Please note that the following document, although believed to be correct at the time of issue, may not represent the current position of the CRA.
Prenez note que ce document, bien qu'exact au moment émis, peut ne pas représenter la position actuelle de l'ARC.
19(1) |
File No. 5-8263 |
|
K.B. Harding |
|
(613) 957-2129 |
August 2, 1989
19(1)
This is in reply to your letter of June 7, 1989 wherein you requested our opinion with respect to the treatment of non-residents in the following circumstances.
1. Where a non-resident inherits a house from a Canadian resident who was using it as a primary residence, will it be necessary for a non-resident to pay estate taxes on the house?

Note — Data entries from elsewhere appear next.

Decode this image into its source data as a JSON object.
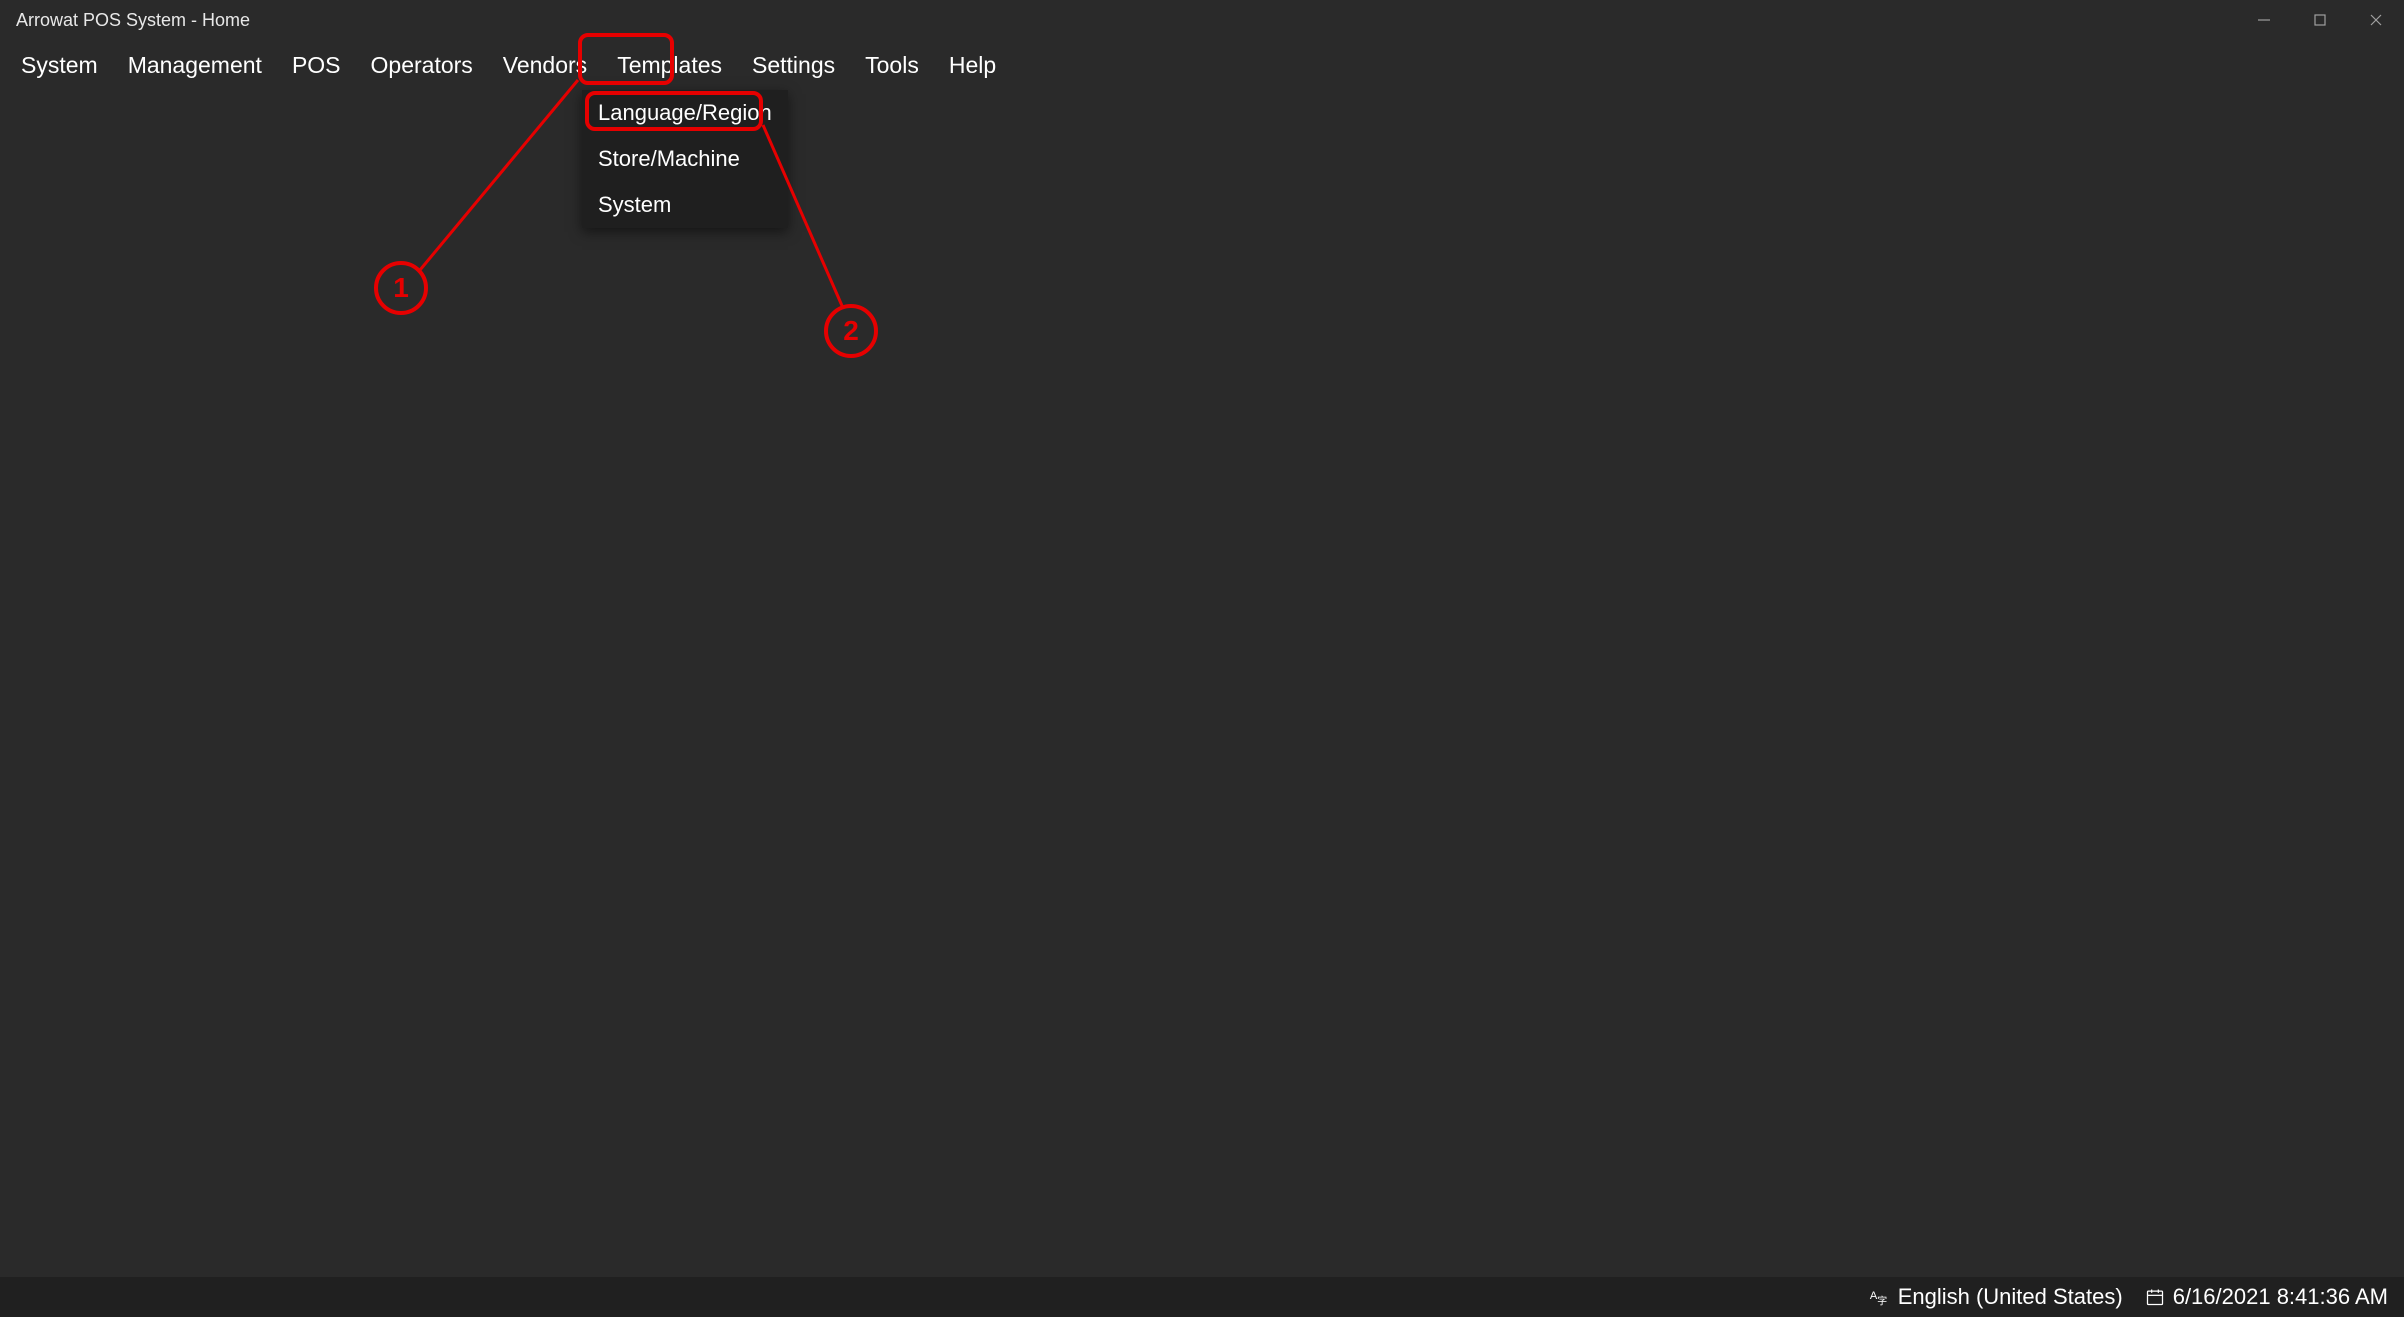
{
  "window": {
    "title": "Arrowat POS System - Home"
  },
  "menu": {
    "items": [
      {
        "label": "System"
      },
      {
        "label": "Management"
      },
      {
        "label": "POS"
      },
      {
        "label": "Operators"
      },
      {
        "label": "Vendors"
      },
      {
        "label": "Templates"
      },
      {
        "label": "Settings"
      },
      {
        "label": "Tools"
      },
      {
        "label": "Help"
      }
    ]
  },
  "dropdown": {
    "items": [
      {
        "label": "Language/Region"
      },
      {
        "label": "Store/Machine"
      },
      {
        "label": "System"
      }
    ]
  },
  "statusbar": {
    "language": "English (United States)",
    "datetime": "6/16/2021 8:41:36 AM"
  },
  "annotations": {
    "label1": "1",
    "label2": "2"
  }
}
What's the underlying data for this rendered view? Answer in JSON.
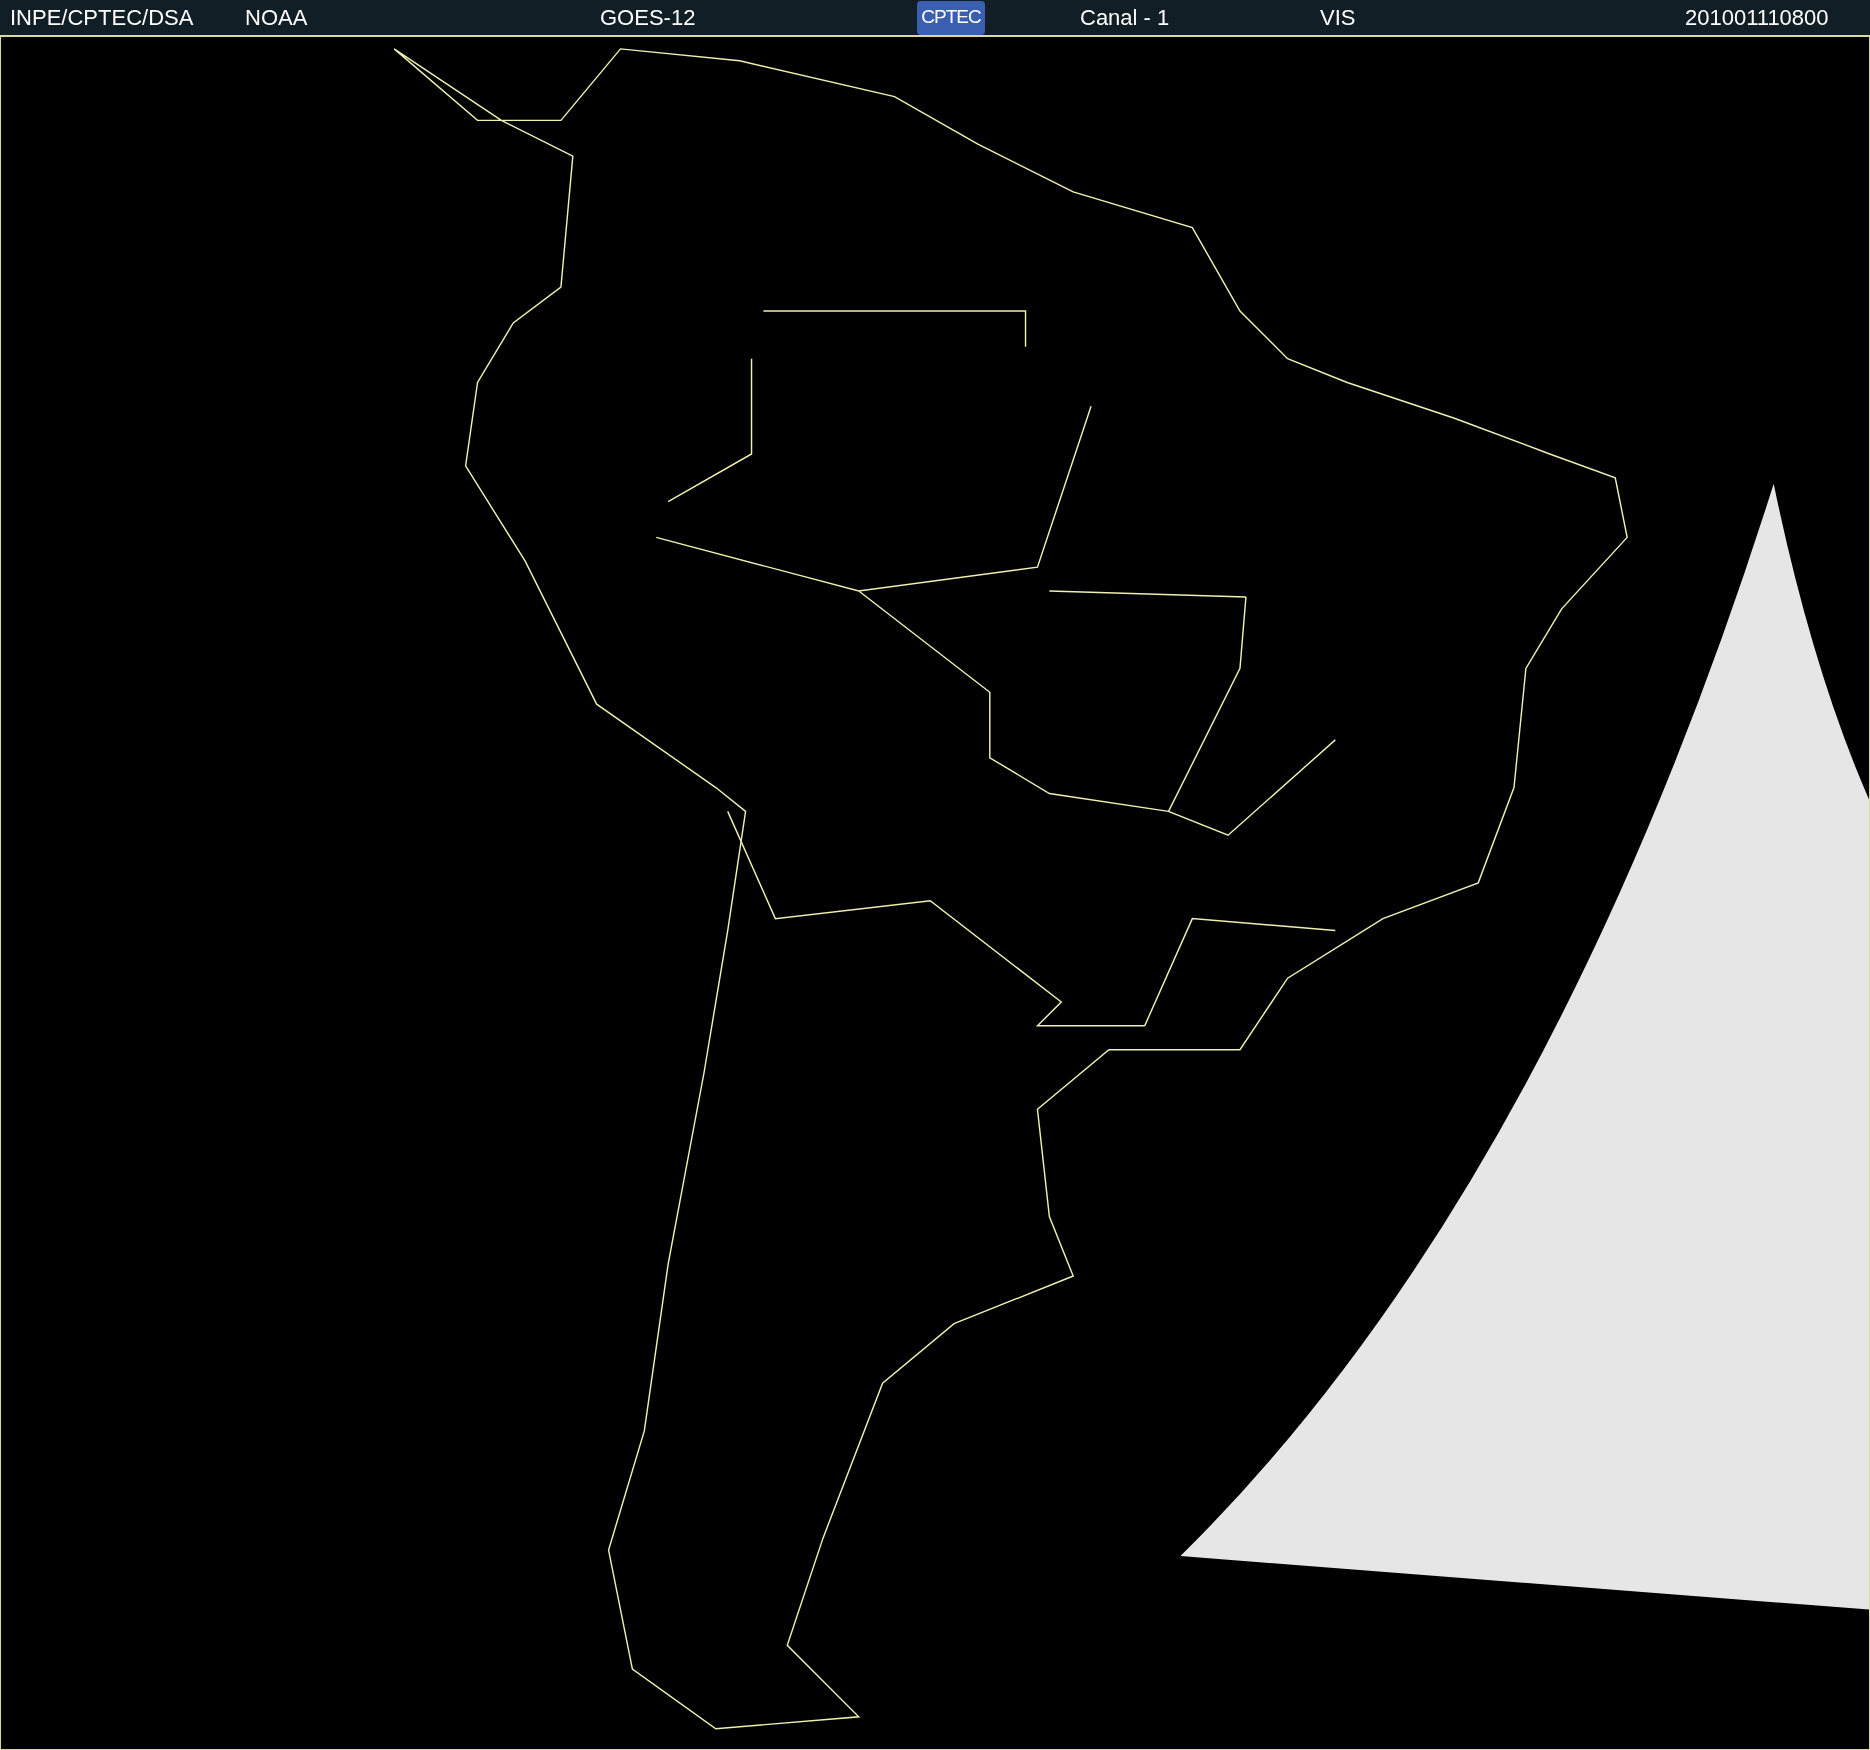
{
  "header": {
    "source": "INPE/CPTEC/DSA",
    "agency": "NOAA",
    "satellite": "GOES-12",
    "logo_text": "CPTEC",
    "channel": "Canal - 1",
    "band": "VIS",
    "timestamp": "201001110800"
  }
}
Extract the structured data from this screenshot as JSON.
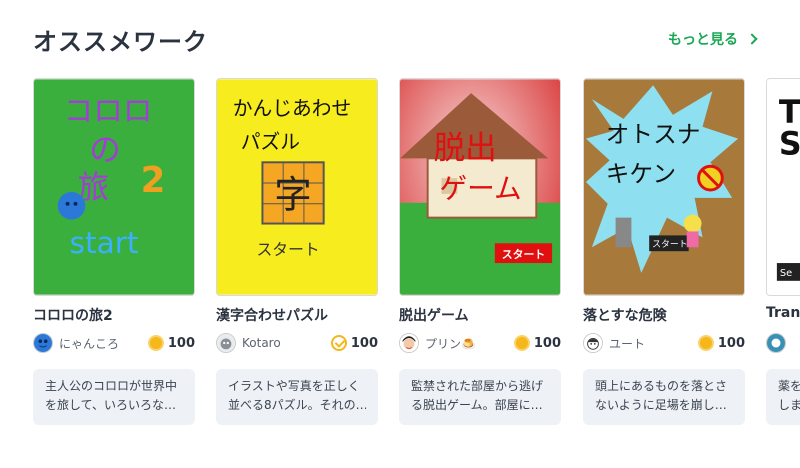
{
  "section": {
    "title": "オススメワーク",
    "more_label": "もっと見る"
  },
  "cards": [
    {
      "title": "コロロの旅2",
      "author": "にゃんころ",
      "score": "100",
      "score_icon": "coin-icon",
      "desc_line1": "主人公のコロロが世界中",
      "desc_line2": "を旅して、いろいろな…",
      "thumb_text1": "コロロ",
      "thumb_text2": "の",
      "thumb_text3": "旅",
      "thumb_text4": "2",
      "thumb_text5": "start"
    },
    {
      "title": "漢字合わせパズル",
      "author": "Kotaro",
      "score": "100",
      "score_icon": "check-icon",
      "desc_line1": "イラストや写真を正しく",
      "desc_line2": "並べる8パズル。それの…",
      "thumb_text1": "かんじあわせ",
      "thumb_text2": "パズル",
      "thumb_text3": "字",
      "thumb_text4": "スタート"
    },
    {
      "title": "脱出ゲーム",
      "author": "プリン🍮",
      "score": "100",
      "score_icon": "coin-icon",
      "desc_line1": "監禁された部屋から逃げ",
      "desc_line2": "る脱出ゲーム。部屋に…",
      "thumb_text1": "脱出",
      "thumb_text2": "ゲーム",
      "thumb_text3": "スタート"
    },
    {
      "title": "落とすな危険",
      "author": "ユート",
      "score": "100",
      "score_icon": "coin-icon",
      "desc_line1": "頭上にあるものを落とさ",
      "desc_line2": "ないように足場を崩し…",
      "thumb_text1": "オトスナ",
      "thumb_text2": "キケン",
      "thumb_text3": "スタート"
    },
    {
      "title": "Tran",
      "author": "",
      "score": "",
      "score_icon": "",
      "desc_line1": "薬を",
      "desc_line2": "しま",
      "thumb_text1": "T",
      "thumb_text2": "S",
      "thumb_text3": "Se"
    }
  ],
  "colors": {
    "accent": "#1aa653",
    "coin": "#f5b71a",
    "desc_bg": "#eef1f5"
  }
}
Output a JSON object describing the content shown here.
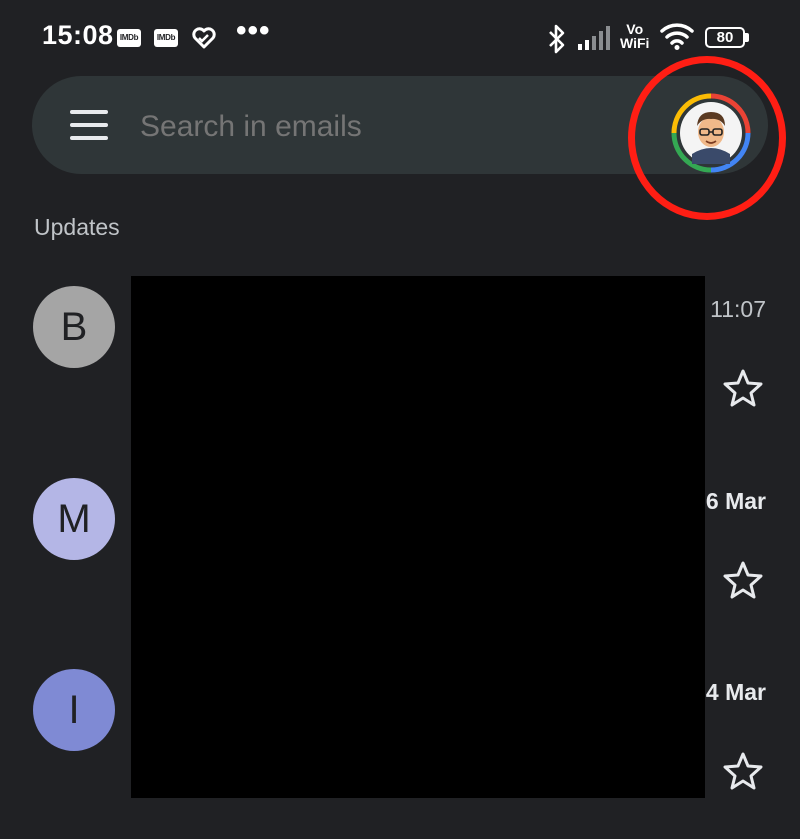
{
  "status_bar": {
    "time": "15:08",
    "notification_icons": [
      "IMDb",
      "IMDb"
    ],
    "imdb_label": "IMDb",
    "more": "•••",
    "vowifi_line1": "Vo",
    "vowifi_line2": "WiFi",
    "battery": "80"
  },
  "search": {
    "placeholder": "Search in emails"
  },
  "section": {
    "label": "Updates"
  },
  "emails": [
    {
      "initial": "B",
      "avatar_color": "#a5a5a5",
      "date": "11:07",
      "date_bold": false
    },
    {
      "initial": "M",
      "avatar_color": "#b4b6e6",
      "date": "6 Mar",
      "date_bold": true
    },
    {
      "initial": "I",
      "avatar_color": "#7f8ad4",
      "date": "4 Mar",
      "date_bold": true
    }
  ],
  "colors": {
    "background": "#202124",
    "search_bar": "#2f3638",
    "highlight": "#ff1e14"
  }
}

If so, what is the tax rate? Will it be necessary for a non-resident to pay capital gains tax on the house when it is sold? How are the cost of the house and capital gains determined in this case?
2. If the house mentioned above is gifted to a non-resident before death, is it then necessary for the non-resident to pay capital gains tax when it is sold? What is the tax rate in this case and how is the capital gain determined?
3. Of the two possibilities mentioned above, which is the most advantageous from a tax point of view?
4. If a non-resident dies, are there estate taxes on his Canadian shares, bonds or house? If so please send details.
We will respond to your questions in the order presented.
A. It is our understanding that estate taxes have been abolished in all provinces in Canada; however, you may wish to confirm this fact with the Department of Finance in the province where the estate will be located. Accordingly, based on this assumption there will be no estate taxes payable by either the deceased or the non-resident beneficiaries.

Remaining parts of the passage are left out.